7. En deuxième lieu, aux termes de l'article 8 de la convention européenne de sauvegarde des droits de l'homme et des libertés fondamentales : " Toute personne a droit au respect de sa vie privée et familiale, de son domicile et de sa correspondance. Il ne peut y avoir ingérence d'une autorité publique dans l'exercice de ce droit que pour autant que cette ingérence est prévue par la loi et qu'elle constitue une mesure qui, dans une société démocratique, est nécessaire à la sécurité nationale, à la sûreté publique, au bien-être économique du pays, à la défense de l'ordre et à la prévention des infractions pénales, à la protection de la santé ou de la morale, ou à la protection des droits et libertés d'autrui ".

8. Il ressort des pièces du dossier que M. A... est entré irrégulièrement en France en 2018 et qu'il n'a pas cherché à régulariser sa situation, ainsi qu'il a déjà été dit au point 4 du présent arrêt. Il a par ailleurs été interpellé le 20 avril 2021 pour acquisition, détention, usage, offre ou cession non autorisée de stupéfiants. Lors de cette interpellation, il a indiqué aux services de police n'avoir pas de famille en France. Dès lors, dans les circonstances de l'espèce, le préfet de police n'a pas porté une atteinte disproportionnée au droit de M. A... au respect de sa vie privée et familiale en lui interdisant le retour sur le territoire français pour une durée de deux ans et n'a ainsi pas méconnu les stipulations de l'article 8 de la convention européenne de sauvegarde des droits de l'homme et des libertés fondamentales. Pour les mêmes motifs, cette décision n'est pas entachée d'une erreur manifeste d'appréciation de ses conséquences sur la situation personnelle de M. A....

9. Enfin, si M. A... se prévaut de la méconnaissance des stipulations de l'article 3 de la convention européenne de sauvegarde des droits de l'homme et des libertés fondamentales, il n'assortit ce moyen d'aucune précision sur les risques réels et personnels qu'il encourt en cas de retour dans son pays d'origine.
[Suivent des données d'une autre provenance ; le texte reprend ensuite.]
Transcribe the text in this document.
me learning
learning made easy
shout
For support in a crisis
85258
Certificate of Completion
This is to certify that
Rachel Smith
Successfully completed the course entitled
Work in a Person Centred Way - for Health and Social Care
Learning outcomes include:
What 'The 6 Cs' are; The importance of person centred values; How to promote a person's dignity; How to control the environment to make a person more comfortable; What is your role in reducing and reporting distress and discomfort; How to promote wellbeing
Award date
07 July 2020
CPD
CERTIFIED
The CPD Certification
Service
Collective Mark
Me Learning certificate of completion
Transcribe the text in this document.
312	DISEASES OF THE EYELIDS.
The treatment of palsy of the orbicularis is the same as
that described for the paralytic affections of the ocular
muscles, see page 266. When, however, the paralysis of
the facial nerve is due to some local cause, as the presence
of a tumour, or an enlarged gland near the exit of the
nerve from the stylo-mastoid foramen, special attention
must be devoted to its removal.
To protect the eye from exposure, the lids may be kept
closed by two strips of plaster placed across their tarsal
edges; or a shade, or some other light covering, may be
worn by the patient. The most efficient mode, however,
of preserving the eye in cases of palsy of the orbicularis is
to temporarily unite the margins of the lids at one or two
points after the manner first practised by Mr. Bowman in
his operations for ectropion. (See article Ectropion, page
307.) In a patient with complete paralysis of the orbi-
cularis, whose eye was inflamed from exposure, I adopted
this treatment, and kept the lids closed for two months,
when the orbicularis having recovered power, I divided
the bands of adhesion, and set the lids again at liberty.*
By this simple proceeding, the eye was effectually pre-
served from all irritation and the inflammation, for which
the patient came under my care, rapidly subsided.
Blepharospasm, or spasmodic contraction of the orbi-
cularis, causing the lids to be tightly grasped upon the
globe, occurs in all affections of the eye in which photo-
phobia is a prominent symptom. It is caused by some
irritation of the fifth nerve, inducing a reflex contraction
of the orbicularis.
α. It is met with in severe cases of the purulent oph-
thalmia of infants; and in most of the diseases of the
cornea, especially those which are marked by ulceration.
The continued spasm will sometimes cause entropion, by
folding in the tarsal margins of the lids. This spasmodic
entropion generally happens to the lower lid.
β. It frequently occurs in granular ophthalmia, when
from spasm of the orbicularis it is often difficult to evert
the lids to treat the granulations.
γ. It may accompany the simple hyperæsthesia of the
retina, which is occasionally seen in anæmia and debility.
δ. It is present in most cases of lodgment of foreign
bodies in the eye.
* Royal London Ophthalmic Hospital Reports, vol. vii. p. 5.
Ce moyen ne peut qu'être écarté.

10. Il résulte de tout ce qui précède que le préfet de police est fondé à soutenir que c'est à tort que, par le jugement attaqué, le tribunal administratif de Paris a annulé sa décision du 21 avril 2021 portant interdiction à M. A... de retour sur le territoire français pour une durée de 24 mois.

D É C I D E :

Article 1er : L'article 1er du jugement n° 2108820/3-2 du 6 juillet 2021 du tribunal administratif de Paris est annulé.

Article 2 : Le présent arrêt sera notifié à M. C... A... et au ministre de l'intérieur et des outre-mer.

Copie en sera adressée au préfet de police.

Délibéré après l'audience du 24 mai 2022, à laquelle siégeaient :

- Mme Marianne Julliard, présidente assesseure,

- Mme Marie-Dominique Jayer, première conseillère.

- Mme Gaëlle Mornet, première conseillère.

Rendu public par mise à disposition au greffe le 11 juillet 2022.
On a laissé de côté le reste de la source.